Extent of immune response linked with joint damage in rheumatoid arthritis

Extent of immune response linked with joint damage in rheumatoid arthritis

A new study from Uppsala University, Sweden, has shown that a broad mixture of different antibodies in the joints is the dominant factor that can be associated with severe inflammation and joint damage in rheumatoid arthritis (RA).

Rheumatoid arthritis is a chronic inflammatory disease affecting the joints and other organs. To aid the diagnosis of the condition, analysis of antibodies to the amino acid citrulline is performed.

These anti-citrullinated protein antibodies (ACPAs), which form in response to inflammation, can be demonstrated in around two thirds of all patients with RA.

Substantial research has shown genetic differences between RA patients with and without ACPAs. Smoking has also been found to be a strong contributor to the onset of ACPA-positive RA; however, this does not apply to RA patients without ACPAs.

Professor Johan Rönnelid, who heads the research team behind the study, explains: “So RA patients with and without ACPA probably have different diseases with separate causes but start with a similar clinical picture.”

Immune complexes trigger inflammation

When the auto-antibodies bind to corresponding substances naturally produced by the body, immune complexes are formed that can then trigger inflammation. As two research groups have shown, ACPAs can form these immune complexes in vitro and cause inflammation there.

ACPAs have been assumed to induce inflammation through their presence in immune complexes in the inflamed joint.
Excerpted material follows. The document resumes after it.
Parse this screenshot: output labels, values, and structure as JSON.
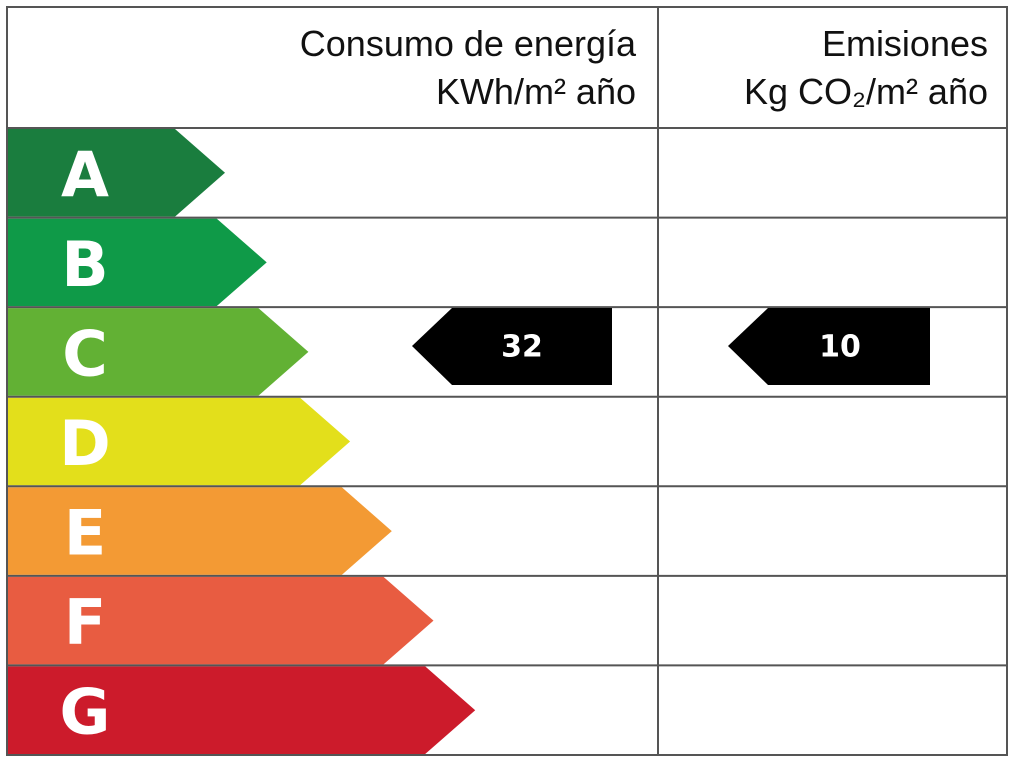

Rönnelid adds: “But no one has previously shown that immune complexes containing ACPAs are present in RA patients’ body fluids. Overall, there has been very little research on which antibodies are present in immune complexes associated with different diseases, since practicable lab methods have been lacking.”
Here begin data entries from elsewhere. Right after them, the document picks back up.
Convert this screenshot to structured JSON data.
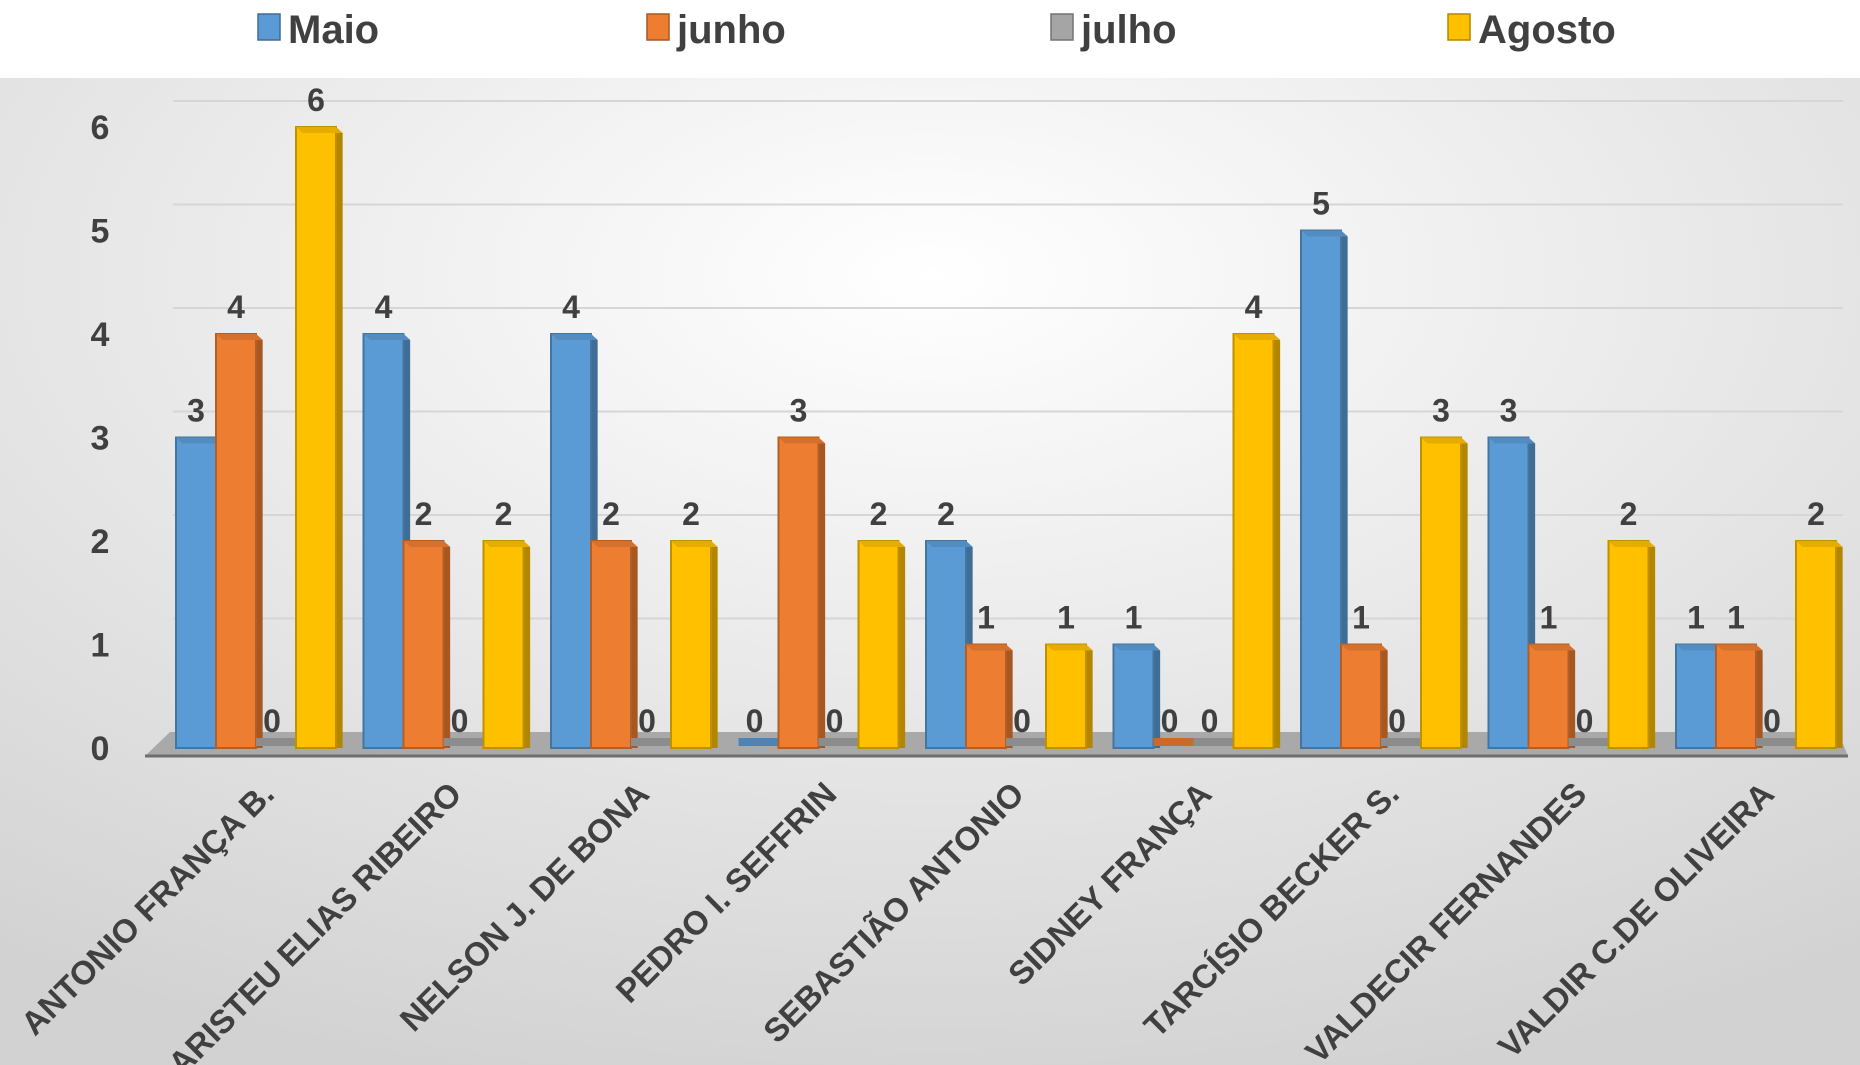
{
  "chart_data": {
    "type": "bar",
    "categories": [
      "ANTONIO FRANÇA B.",
      "ARISTEU ELIAS RIBEIRO",
      "NELSON J. DE BONA",
      "PEDRO I. SEFFRIN",
      "SEBASTIÃO ANTONIO",
      "SIDNEY FRANÇA",
      "TARCÍSIO BECKER S.",
      "VALDECIR FERNANDES",
      "VALDIR C.DE OLIVEIRA"
    ],
    "series": [
      {
        "name": "Maio",
        "color": "#5B9BD5",
        "values": [
          3,
          4,
          4,
          0,
          2,
          1,
          5,
          3,
          1
        ]
      },
      {
        "name": "junho",
        "color": "#ED7D31",
        "values": [
          4,
          2,
          2,
          3,
          1,
          0,
          1,
          1,
          1
        ]
      },
      {
        "name": "julho",
        "color": "#A5A5A5",
        "values": [
          0,
          0,
          0,
          0,
          0,
          0,
          0,
          0,
          0
        ]
      },
      {
        "name": "Agosto",
        "color": "#FFC000",
        "values": [
          6,
          2,
          2,
          2,
          1,
          4,
          3,
          2,
          2
        ]
      }
    ],
    "yticks": [
      "0",
      "1",
      "2",
      "3",
      "4",
      "5",
      "6"
    ],
    "ylim": [
      0,
      6
    ],
    "grid": true,
    "legend_position": "top",
    "data_labels": true
  }
}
A method to isolate immune complexes

Now, a new method of isolating immune complexes from various body fluids has been developed by Azita Sohrabian, a PhD student and research engineer at the Department of Immunology, Genetics and Pathology at Uppsala University.

This was then combined with measurement of 19 ACPAs against various citrulline-containing protein fragments in serum and synovial fluid, and in immune complexes, from 77 RA patients.
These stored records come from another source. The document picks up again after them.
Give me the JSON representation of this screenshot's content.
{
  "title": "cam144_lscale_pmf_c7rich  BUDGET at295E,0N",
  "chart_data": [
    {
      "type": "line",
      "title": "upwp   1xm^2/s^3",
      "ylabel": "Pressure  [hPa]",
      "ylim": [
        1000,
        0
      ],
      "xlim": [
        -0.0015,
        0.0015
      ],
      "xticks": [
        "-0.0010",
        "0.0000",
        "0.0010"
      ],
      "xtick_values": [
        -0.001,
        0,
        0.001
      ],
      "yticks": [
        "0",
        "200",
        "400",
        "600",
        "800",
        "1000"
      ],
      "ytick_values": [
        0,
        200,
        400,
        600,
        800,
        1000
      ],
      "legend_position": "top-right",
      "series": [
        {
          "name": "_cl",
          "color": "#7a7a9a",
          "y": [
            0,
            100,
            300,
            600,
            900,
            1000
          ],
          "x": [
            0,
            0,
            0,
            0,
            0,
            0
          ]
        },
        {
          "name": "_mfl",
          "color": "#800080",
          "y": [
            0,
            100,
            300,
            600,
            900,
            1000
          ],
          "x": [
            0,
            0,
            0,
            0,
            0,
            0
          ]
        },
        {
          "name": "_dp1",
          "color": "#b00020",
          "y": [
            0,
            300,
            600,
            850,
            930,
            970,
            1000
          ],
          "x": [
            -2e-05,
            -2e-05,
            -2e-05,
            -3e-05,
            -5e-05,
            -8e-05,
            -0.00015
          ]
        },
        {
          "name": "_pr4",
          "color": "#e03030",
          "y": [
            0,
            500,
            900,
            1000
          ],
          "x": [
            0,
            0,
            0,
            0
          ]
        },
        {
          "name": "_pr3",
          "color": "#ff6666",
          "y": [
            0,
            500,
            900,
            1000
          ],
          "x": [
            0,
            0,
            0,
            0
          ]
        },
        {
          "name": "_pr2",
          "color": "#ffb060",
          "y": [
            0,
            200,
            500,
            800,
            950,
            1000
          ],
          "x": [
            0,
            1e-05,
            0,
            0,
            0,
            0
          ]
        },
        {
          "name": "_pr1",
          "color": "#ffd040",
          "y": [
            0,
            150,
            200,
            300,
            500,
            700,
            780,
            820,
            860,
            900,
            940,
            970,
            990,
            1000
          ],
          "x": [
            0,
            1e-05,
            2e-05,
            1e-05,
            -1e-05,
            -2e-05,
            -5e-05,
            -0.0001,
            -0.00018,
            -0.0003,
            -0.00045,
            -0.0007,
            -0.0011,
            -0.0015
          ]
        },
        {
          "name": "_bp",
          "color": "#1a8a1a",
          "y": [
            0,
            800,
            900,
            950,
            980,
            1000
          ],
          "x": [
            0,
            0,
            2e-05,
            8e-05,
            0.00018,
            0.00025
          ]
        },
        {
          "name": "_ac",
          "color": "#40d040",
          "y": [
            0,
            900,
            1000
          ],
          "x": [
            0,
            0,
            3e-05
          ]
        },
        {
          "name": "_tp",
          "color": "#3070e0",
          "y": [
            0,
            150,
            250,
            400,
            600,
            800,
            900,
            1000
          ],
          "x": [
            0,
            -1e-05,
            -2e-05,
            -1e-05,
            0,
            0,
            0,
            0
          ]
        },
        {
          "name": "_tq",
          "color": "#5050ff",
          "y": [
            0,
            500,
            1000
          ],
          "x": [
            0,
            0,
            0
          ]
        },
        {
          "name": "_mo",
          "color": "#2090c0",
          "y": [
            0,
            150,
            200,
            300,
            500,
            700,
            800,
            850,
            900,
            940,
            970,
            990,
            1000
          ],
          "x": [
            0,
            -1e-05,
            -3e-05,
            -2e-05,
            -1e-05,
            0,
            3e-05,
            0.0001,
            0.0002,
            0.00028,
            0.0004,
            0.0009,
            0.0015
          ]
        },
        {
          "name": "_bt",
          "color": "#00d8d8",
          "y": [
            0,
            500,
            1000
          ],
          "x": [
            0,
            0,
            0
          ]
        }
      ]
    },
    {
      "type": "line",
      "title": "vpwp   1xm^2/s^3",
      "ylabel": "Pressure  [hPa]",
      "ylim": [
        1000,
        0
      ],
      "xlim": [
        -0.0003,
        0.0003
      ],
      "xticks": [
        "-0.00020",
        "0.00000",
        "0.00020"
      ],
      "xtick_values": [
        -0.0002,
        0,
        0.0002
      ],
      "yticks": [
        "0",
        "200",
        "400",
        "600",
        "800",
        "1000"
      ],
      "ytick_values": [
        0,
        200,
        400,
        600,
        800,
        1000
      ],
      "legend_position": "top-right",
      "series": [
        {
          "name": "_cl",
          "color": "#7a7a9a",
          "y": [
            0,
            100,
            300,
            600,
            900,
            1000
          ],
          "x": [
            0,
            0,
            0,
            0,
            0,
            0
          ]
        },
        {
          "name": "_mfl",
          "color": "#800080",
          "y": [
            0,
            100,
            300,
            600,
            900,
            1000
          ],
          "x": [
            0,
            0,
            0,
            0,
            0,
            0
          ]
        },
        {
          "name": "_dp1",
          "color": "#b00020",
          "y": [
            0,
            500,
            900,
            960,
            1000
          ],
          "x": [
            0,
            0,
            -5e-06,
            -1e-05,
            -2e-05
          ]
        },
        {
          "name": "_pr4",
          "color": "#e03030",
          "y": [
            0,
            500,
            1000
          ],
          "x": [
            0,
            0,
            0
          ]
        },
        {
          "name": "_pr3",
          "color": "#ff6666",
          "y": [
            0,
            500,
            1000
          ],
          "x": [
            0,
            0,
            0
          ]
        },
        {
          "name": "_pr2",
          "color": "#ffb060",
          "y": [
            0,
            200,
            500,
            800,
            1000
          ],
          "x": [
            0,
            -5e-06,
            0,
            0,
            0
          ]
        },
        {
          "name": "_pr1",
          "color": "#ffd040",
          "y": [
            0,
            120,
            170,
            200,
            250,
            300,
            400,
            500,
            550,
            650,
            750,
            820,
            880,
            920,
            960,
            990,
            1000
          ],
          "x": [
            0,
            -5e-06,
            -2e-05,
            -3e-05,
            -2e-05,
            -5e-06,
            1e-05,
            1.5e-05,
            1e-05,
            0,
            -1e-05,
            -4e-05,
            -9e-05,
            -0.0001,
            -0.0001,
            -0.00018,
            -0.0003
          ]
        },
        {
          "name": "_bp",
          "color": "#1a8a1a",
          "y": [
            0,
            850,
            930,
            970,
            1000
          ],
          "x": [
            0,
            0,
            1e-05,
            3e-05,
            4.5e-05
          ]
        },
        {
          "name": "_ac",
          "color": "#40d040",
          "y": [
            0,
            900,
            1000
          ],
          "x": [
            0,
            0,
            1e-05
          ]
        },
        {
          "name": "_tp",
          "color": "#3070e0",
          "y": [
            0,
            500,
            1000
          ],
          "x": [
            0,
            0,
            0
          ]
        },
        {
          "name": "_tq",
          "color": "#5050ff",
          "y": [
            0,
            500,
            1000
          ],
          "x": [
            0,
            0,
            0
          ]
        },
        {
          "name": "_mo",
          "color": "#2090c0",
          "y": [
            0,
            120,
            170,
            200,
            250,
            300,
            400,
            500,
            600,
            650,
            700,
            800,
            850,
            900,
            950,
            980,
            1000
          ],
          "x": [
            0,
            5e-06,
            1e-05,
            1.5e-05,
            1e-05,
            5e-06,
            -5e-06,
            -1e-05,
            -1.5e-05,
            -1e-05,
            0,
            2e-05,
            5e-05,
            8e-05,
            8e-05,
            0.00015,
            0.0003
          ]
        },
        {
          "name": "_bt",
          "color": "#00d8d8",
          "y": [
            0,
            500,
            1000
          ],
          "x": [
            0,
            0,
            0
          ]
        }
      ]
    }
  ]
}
No single ACPA was found to be associated more than the other ACPAs with the degree of inflammation and joint damage. On the other hand, the number of different ACPAs that it was possible to demonstrate in the immune complexes from inflamed joints was associated with several different measures of joint destruction and inflammation.

What do these findings mean for RA inflammation?

These findings correspond to what has previously been shown in antibody-induced joint inflammation in experimental animals, where various different antibodies to the same protein are required simultaneously to generate inflammation.